Avverso tale sentenza ricorre l’INPS per un motivo,
cui resiste con controricorso la società; M.P.S. spa ed Equitalia Sud spa sono
rimaste intimate.
Con unico motivo si deduce ex art. 360 co. 1 n. 4 c.p.c. nullità della sentenza
per violazione degli articoli 132 n.4 c.p.c. e 156, in ragione della immodificabilità del
dispositivo nel rito del lavoro e del suo contrasto con la motivazione (che ha
adottato un nuovo dispositivo).
Il motivo è fondato.
Questa Corte ha già precisato (Sez. L, Sentenza n. 1906 del 03/02/2015, Rv. 634195 – 01)
che, nel rito del lavoro, il dispositivo letto in udienza non è più
modificabile da parte del giudice che ha emesso la decisione, sicché è
radicalmente nulla la sentenza con la quale sia stato adottato un nuovo
dispositivo, di contenuto diverso dal precedente.
(Nella specie, il giudice di appello aveva corretto,
nel testo completo della sentenza, il dispositivo letto in udienza, in quanto
inficiato da irrimediabile contrasto fra la prima parte, di rigetto della
domanda di illegittimità del licenziamento, e la seconda, invece di illegittimità
del licenziamento e di condanna alla reintegrazione con relative conseguenze
retributive e contributive) (vedi altresì Sez. L, Ordinanza n. 21885 del
26/10/2010, Rv. 615354 – 01, secondo la quale il dispositivo letto in udienza e
depositato in cancelleria ha una rilevanza autonoma poiché racchiude gli
elementi del comando giudiziale che non possono essere mutati in sede di
redazione della motivazione e non è suscettibile di interpretazione per mezzo
della motivazione medesima, sicché le proposizioni contenute in quest’ultima e
contrastanti col dispositivo devono considerarsi come non apposte e non sono
suscettibili di passare in giudicato od arrecare un pregiudizio giuridicamente
apprezzabile).
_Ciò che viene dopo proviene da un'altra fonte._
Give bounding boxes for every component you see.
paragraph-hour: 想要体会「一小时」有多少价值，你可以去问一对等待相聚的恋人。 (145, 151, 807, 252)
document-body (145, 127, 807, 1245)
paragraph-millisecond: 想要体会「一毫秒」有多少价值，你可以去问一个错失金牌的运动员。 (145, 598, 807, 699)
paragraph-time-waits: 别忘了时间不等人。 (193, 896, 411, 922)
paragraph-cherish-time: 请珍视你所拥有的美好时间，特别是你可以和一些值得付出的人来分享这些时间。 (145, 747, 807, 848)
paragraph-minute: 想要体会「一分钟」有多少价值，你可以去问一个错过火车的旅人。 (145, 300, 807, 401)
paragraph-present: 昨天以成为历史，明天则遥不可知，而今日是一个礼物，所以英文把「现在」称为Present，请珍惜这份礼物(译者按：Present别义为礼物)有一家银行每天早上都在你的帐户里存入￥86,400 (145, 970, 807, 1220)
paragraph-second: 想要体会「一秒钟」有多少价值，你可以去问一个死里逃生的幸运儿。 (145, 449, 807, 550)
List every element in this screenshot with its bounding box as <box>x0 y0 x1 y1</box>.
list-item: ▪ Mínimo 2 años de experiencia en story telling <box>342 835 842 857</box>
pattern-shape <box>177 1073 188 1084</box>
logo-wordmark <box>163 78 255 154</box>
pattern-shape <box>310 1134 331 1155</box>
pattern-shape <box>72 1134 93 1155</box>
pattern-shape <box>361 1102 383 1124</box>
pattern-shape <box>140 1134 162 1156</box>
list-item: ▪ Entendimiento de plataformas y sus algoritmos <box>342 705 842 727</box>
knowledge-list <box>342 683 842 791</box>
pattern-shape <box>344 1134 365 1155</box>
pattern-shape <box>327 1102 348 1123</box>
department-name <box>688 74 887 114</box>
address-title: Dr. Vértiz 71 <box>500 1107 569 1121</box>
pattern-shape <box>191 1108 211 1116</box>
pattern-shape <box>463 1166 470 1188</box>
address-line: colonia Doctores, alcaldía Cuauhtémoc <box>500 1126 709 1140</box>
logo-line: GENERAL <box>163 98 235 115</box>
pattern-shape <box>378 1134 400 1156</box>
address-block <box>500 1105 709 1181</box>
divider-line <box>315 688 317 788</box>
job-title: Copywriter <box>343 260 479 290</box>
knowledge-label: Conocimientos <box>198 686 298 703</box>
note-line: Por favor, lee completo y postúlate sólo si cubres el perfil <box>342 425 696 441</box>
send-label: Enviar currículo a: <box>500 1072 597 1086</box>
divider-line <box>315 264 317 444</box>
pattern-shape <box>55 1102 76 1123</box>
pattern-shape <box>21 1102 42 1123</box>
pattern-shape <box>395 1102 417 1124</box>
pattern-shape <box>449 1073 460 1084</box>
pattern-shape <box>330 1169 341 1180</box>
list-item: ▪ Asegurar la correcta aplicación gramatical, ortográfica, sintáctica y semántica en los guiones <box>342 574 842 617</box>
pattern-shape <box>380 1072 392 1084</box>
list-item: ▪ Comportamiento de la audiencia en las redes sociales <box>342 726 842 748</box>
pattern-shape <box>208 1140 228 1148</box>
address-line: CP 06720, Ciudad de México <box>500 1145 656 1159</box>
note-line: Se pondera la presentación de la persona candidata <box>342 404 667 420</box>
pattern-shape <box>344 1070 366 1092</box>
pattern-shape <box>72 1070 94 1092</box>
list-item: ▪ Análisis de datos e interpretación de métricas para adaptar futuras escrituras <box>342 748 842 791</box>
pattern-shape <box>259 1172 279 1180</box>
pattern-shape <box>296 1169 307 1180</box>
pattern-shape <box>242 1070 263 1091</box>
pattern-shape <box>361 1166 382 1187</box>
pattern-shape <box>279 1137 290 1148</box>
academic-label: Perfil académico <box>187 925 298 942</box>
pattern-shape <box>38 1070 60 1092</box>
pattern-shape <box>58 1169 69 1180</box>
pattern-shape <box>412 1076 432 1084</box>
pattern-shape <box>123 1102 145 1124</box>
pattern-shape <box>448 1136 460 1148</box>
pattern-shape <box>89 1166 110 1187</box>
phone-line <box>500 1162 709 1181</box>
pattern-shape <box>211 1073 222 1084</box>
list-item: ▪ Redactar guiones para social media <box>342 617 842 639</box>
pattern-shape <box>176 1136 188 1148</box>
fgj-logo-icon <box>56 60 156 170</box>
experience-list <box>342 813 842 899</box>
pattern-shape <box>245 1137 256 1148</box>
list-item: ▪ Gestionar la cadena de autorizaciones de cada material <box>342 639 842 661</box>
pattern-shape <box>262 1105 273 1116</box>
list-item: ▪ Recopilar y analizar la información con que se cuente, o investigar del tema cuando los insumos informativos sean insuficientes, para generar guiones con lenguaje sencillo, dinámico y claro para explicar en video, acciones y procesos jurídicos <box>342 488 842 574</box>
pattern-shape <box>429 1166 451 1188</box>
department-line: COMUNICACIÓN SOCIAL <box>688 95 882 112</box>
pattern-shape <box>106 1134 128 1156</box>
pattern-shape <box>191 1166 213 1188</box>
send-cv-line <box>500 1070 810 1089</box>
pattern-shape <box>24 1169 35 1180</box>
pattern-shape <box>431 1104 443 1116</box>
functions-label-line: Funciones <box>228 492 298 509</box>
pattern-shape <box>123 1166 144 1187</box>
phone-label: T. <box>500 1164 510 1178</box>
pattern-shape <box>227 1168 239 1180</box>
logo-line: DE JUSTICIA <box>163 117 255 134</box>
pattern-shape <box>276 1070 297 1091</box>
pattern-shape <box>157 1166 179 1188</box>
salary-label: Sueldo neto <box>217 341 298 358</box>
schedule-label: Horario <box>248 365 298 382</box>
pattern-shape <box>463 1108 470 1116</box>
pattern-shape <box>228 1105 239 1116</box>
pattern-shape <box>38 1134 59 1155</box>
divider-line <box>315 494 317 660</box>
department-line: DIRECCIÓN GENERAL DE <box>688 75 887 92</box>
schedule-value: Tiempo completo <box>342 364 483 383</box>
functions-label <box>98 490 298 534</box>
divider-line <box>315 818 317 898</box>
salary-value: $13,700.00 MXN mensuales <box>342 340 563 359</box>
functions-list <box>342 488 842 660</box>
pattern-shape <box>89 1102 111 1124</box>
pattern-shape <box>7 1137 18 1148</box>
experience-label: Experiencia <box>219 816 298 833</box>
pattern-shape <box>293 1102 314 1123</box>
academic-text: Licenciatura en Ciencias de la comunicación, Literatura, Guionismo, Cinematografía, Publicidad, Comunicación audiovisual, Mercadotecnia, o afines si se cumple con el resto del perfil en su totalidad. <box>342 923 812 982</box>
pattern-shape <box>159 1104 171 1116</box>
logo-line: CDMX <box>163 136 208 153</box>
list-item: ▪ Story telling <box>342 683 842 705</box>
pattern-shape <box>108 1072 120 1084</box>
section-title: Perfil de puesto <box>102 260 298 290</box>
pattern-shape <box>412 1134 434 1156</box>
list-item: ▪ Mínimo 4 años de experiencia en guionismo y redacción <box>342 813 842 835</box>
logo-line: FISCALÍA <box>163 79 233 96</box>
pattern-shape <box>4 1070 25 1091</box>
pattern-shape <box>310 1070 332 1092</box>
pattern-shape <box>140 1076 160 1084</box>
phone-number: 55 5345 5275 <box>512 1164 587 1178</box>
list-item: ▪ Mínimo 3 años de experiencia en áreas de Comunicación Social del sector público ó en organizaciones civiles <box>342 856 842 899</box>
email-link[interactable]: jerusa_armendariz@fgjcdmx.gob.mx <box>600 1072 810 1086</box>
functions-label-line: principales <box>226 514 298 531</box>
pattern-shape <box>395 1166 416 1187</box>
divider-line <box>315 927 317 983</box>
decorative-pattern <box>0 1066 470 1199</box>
Ne deriva l’accoglimento del ricorso e la cassazione della
sentenza impugnata con rinvio alla medesima corte territoriale in diversa
composizione.
P.Q.M.
Accoglie il ricorso, cassa la sentenza impugnata e
rinvia alla medesima corte d’appello in diversa composizione anche per le spese
del giudizio di legittimità.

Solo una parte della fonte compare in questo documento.